The election - a political event not an economic event
At James Sharp we could discuss endlessly the outcome of the election, but that is for others to do. As an independent stockbroking partnership we want to put the outcome into context for the investor. Primarily it should be considered a political event, not an economic one.
The main economic impact has been a weaker British Pound against its peers. As we saw with Brexit the weak pound has had a positive impact on the FTSE100 due to the level of overseas earnings. Conversely, it has had a moderately negative impact on the FTSE250 due to the lack of overseas earnings in that index.

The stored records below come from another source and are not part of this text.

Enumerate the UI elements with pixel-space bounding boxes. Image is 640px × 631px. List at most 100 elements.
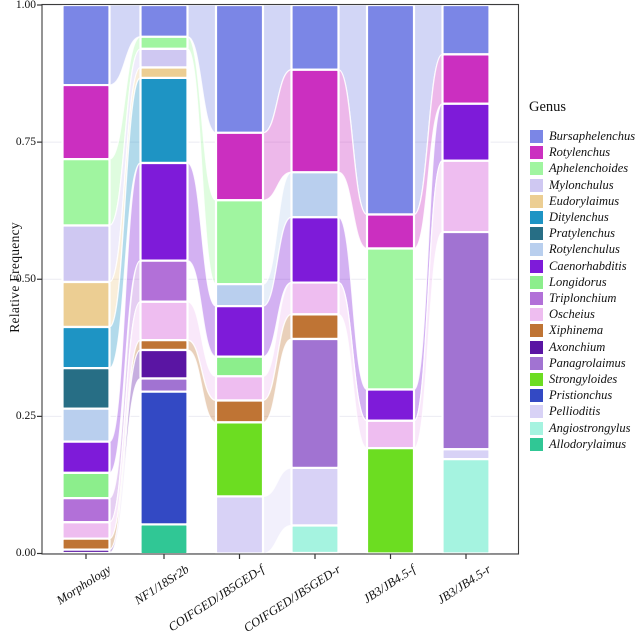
- legend-swatch: [530, 275, 543, 289]
- legend-swatch: [530, 308, 543, 322]
- legend-item: Allodorylaimus: [530, 437, 626, 451]
- legend-item: Pristionchus: [530, 388, 613, 403]
- legend-label: Axonchium: [549, 339, 606, 354]
- stratum-rotylenchus: [365, 213, 416, 250]
- stratum-bursaphelenchus: [139, 3, 189, 38]
- legend-label: Pratylenchus: [549, 226, 615, 241]
- stratum-panagrolaimus: [139, 377, 189, 393]
- legend-label: Pristionchus: [549, 388, 613, 403]
- stratum-rotylenchus: [290, 68, 340, 174]
- legend-item: Ditylenchus: [530, 211, 609, 224]
- stratum-longidorus: [214, 355, 265, 378]
- stratum-bursaphelenchus: [290, 3, 340, 71]
- legend-item: Longidorus: [530, 275, 607, 289]
- legend-item: Triplonchium: [530, 292, 616, 305]
- y-tick-label: 0.25: [15, 409, 36, 422]
- legend-swatch: [530, 356, 543, 370]
- stratum-longidorus: [61, 471, 111, 500]
- stratum-bursaphelenchus: [214, 3, 265, 134]
- stratum-rotylenchus: [214, 131, 265, 202]
- stratum-rotylenchulus: [290, 171, 340, 219]
- legend-item: Rotylenchulus: [530, 242, 620, 257]
- legend-item: Xiphinema: [530, 324, 603, 338]
- legend-label: Caenorhabditis: [549, 258, 627, 273]
- legend-item: Pratylenchus: [530, 226, 615, 241]
- legend-swatch: [530, 162, 543, 176]
- y-tick-label: 0.75: [15, 135, 36, 148]
- legend-label: Ditylenchus: [549, 210, 609, 224]
- stratum-angiostrongylus: [290, 524, 340, 555]
- legend-item: Aphelenchoides: [530, 161, 629, 176]
- legend-item: Strongyloides: [530, 373, 617, 386]
- legend-label: Oscheius: [549, 307, 595, 322]
- legend-swatch: [530, 130, 543, 143]
- stratum-allodorylaimus: [139, 523, 189, 556]
- legend-swatch: [530, 178, 543, 192]
- stratum-caenorhabditis: [214, 305, 265, 358]
- stratum-bursaphelenchus: [365, 3, 416, 216]
- stratum-mylonchulus: [139, 47, 189, 69]
- legend-item: Mylonchulus: [530, 178, 614, 192]
- stratum-oscheius: [139, 300, 189, 342]
- stratum-pratylenchus: [61, 367, 111, 410]
- legend-swatch: [530, 324, 543, 338]
- stratum-panagrolaimus: [441, 230, 491, 451]
- legend-item: Pellioditis: [530, 404, 601, 419]
- legend-label: Rotylenchulus: [549, 242, 620, 257]
- legend-label: Rotylenchus: [549, 145, 611, 160]
- stratum-oscheius: [365, 419, 416, 450]
- stratum-oscheius: [61, 521, 111, 540]
- legend-item: Panagrolaimus: [530, 355, 626, 370]
- stratum-eudorylaimus: [61, 280, 111, 329]
- stratum-caenorhabditis: [139, 161, 189, 262]
- stratum-xiphinema: [214, 399, 265, 424]
- legend-swatch: [530, 437, 543, 451]
- legend-swatch: [530, 421, 543, 435]
- legend-item: Rotylenchus: [530, 145, 611, 160]
- stratum-triplonchium: [139, 259, 189, 303]
- stratum-axonchium: [61, 548, 111, 555]
- legend-swatch: [530, 146, 543, 160]
- legend-title: Genus: [529, 99, 567, 115]
- legend-item: Angiostrongylus: [530, 420, 631, 435]
- stratum-panagrolaimus: [290, 337, 340, 470]
- stratum-bursaphelenchus: [441, 3, 491, 56]
- legend-label: Panagrolaimus: [549, 355, 626, 370]
- stratum-ditylenchus: [61, 325, 111, 370]
- legend-swatch: [530, 243, 543, 257]
- stratum-caenorhabditis: [61, 440, 111, 474]
- stratum-caenorhabditis: [290, 216, 340, 284]
- stratum-caenorhabditis: [441, 102, 491, 162]
- stratum-mylonchulus: [61, 224, 111, 284]
- stratum-oscheius: [290, 281, 340, 316]
- stratum-pellioditis: [441, 448, 491, 461]
- legend-item: Bursaphelenchus: [530, 130, 635, 143]
- stratum-rotylenchus: [61, 83, 111, 161]
- legend-label: Strongyloides: [549, 372, 618, 386]
- legend-label: Aphelenchoides: [549, 161, 629, 176]
- legend-swatch: [530, 340, 543, 354]
- stratum-caenorhabditis: [365, 388, 416, 422]
- stratum-strongyloides: [214, 421, 265, 498]
- legend-item: Caenorhabditis: [530, 258, 627, 273]
- stratum-aphelenchoides: [139, 35, 189, 50]
- stratum-oscheius: [441, 159, 491, 234]
- stratum-ditylenchus: [139, 76, 189, 165]
- y-tick-label: 0.50: [15, 272, 36, 285]
- legend-label: Angiostrongylus: [549, 420, 631, 435]
- stratum-rotylenchulus: [61, 407, 111, 443]
- flow-ribbon-aphelenchoides: [186, 36, 217, 285]
- legend-label: Pellioditis: [549, 404, 601, 419]
- y-tick-label: 1.00: [15, 0, 36, 11]
- legend-swatch: [530, 292, 543, 305]
- legend-item: Oscheius: [530, 307, 595, 322]
- legend-item: Eudorylaimus: [530, 194, 619, 208]
- y-tick-label: 0.00: [15, 547, 36, 559]
- legend: Genus Bursaphelenchus Rotylenchus Aphelenc…: [529, 99, 639, 451]
- stratum-aphelenchoides: [214, 199, 265, 286]
- legend-swatch: [530, 259, 543, 273]
- stratum-oscheius: [214, 375, 265, 402]
- legend-swatch: [530, 227, 543, 241]
- stratum-angiostrongylus: [441, 458, 491, 555]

The likelihood of any interest rate rises has been pushed further out into the future. Weaker confidence will likely feed through to economic data. The monetary policy committee will take a cautionary approach to any interest rate rises. Income producing assets will remain supported if the low-interest rate environment prevails.
Poor consumer confidence will impact on domestic companies most such as general retailers, car sales, restaurant chains and housebuilders (though low-interest rates and government policies should remain supportive).
Perhaps one area of special mention would be the utilities sector. Jeremy Corbyn's policy to renationalise these industries seems to have been a popular one. If it is politically expedient to impose heavier regulation then this could be a concern.
The Brexit negotiations are likely to take a softer approach to account for the broader political influence. A more collegiate approach to the negotiations must be pursued to have any chance of being credible. Single market access can no longer be ruled out. This may not be so bad in the long run for the UK economy.
Stuart Forshaw, Investment Analyst at James Sharp & Co, predicts there will be more political upheaval to follow: "Another EU referendum is unlikely. Another general election is clearly quite possible, but not in the short term.
"If the political mess creates sufficient buying opportunities then do so. The broad approach remains to buy quality companies at a fair price and hold them for the longer term."